Q: How can I replace the SSA-1099 for 2011?
A: Request a replacement SSA-1099 online at www.socialsecurity.gov. Start at the “Top Services” section of the homepage. Go to “services for people already receiving benefits”, then to “Get a Form 1099”and follow the simple instructions. The 1099 is not seen when requesting a replacement. You will not be able to print it from your computer.
The replacement SSA-1099 will arrive in about 10 days at your address on file with Social Security. If you recently changed your mailing address, call the Social Security national toll-free number, 800-772-1213 (TTY 800-325-0778) to report your new mailing address and request a replacement Form SSA-1099 at the same time.
At “services for people already receiving benefits” you can also request a replacement Medicare card or a letter to verify the amount of your Social Security benefit.
This was originally posted at the beginning of March, far in advance of tax deadlines. Since we are now in April, I hope this information is no longer needed.
Q: Are my Social Security benefits taxable?
A: About one-third of people who receive Social Security retirement, survivors or disability benefits have to pay federal taxes on their benefits.
Generally, you have to pay federal taxes on part of your SSA benefits if you file a federal tax return as an individual and your total income is more than $25,000. If filing a joint return, you have to pay these taxes if you and your spouse have a total income that is more than $32,000. If paying income tax on your Social Security benefits, you might pay tax on up to either up to 50 percent or up to 85 percent of your SSA.
No one pays income tax on more than 85 percent of his or her SSA benefits based on IRS rules.
See http://www.socialsecurity.gov/planners/taxes.htm for more about taxation of SSA benefits. Also see IRS Publication 915, Social Security and Equivalent Railroad Retirement Benefits and IRS Publication 554, Tax Guide for Seniors.
Note: Supplemental Security Income (SSI) benefits are not taxable.
Q: Are taxes withheld from Social Security benefits?
A: Federal taxes are not routinely withheld from Social Security benefits. You can request withholding.
Q: How do I arrange to have Federal taxes withheld from my SSA benefits?

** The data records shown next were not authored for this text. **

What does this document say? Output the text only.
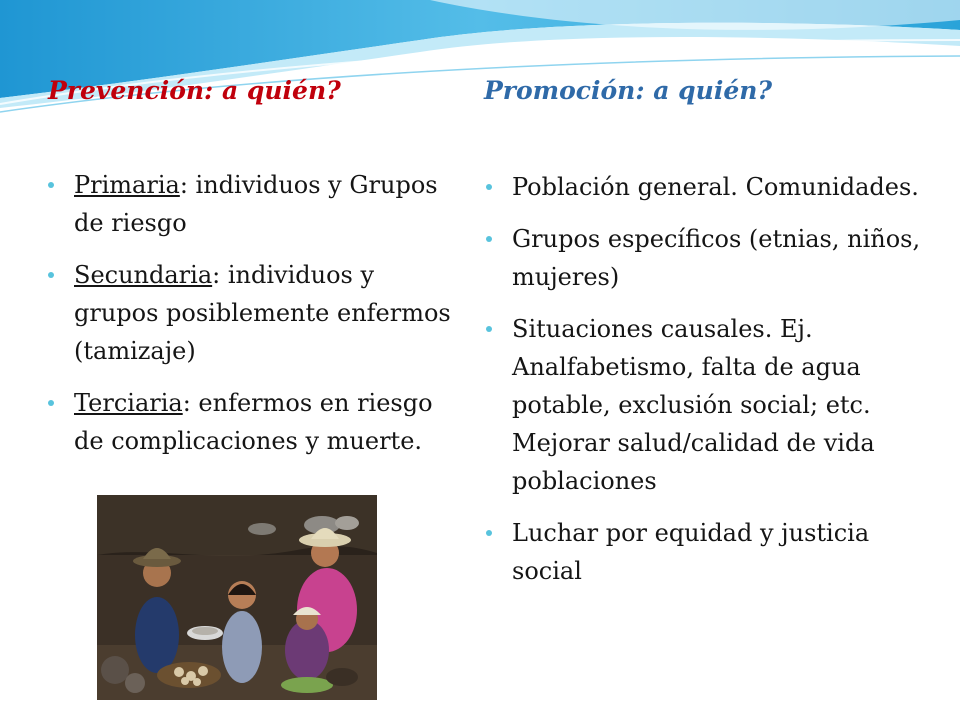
Prevención: a quién?	Promoción: a quién?
Primaria: individuos y Grupos de riesgo
Secundaria: individuos y grupos posiblemente enfermos (tamizaje)
Terciaria: enfermos en riesgo de complicaciones y muerte.
Población general. Comunidades.
Grupos específicos (etnias, niños, mujeres)
Situaciones causales. Ej. Analfabetismo, falta de agua potable, exclusión social; etc. Mejorar salud/calidad de vida poblaciones
Luchar por equidad y justicia social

A: Complete Internal Revenue Service (IRS) form W-4V and return it to your local Social Security office to start voluntary tax withholding. To change or end an ongoing voluntary withholding you would complete another form W-4V. You can do this as needed during the year.
Withholding is by your selected percentage of monthly benefits, not a flat dollar amount. When completing the W-4V you select the percentage of benefits for tax withholding. Available options are to have 7 percent, 10 percent, 15 percent or 25 percent of your monthly benefit withheld.
Voluntary withholding is for Federal taxes only. The Social Security Administration has no authority to withhold state or local taxes from your benefit.
Social Security employees cannot provide tax advice. Discuss questions with your tax preparer or call IRS at 1-800-829-3676 (TTY 1-800-829-4059).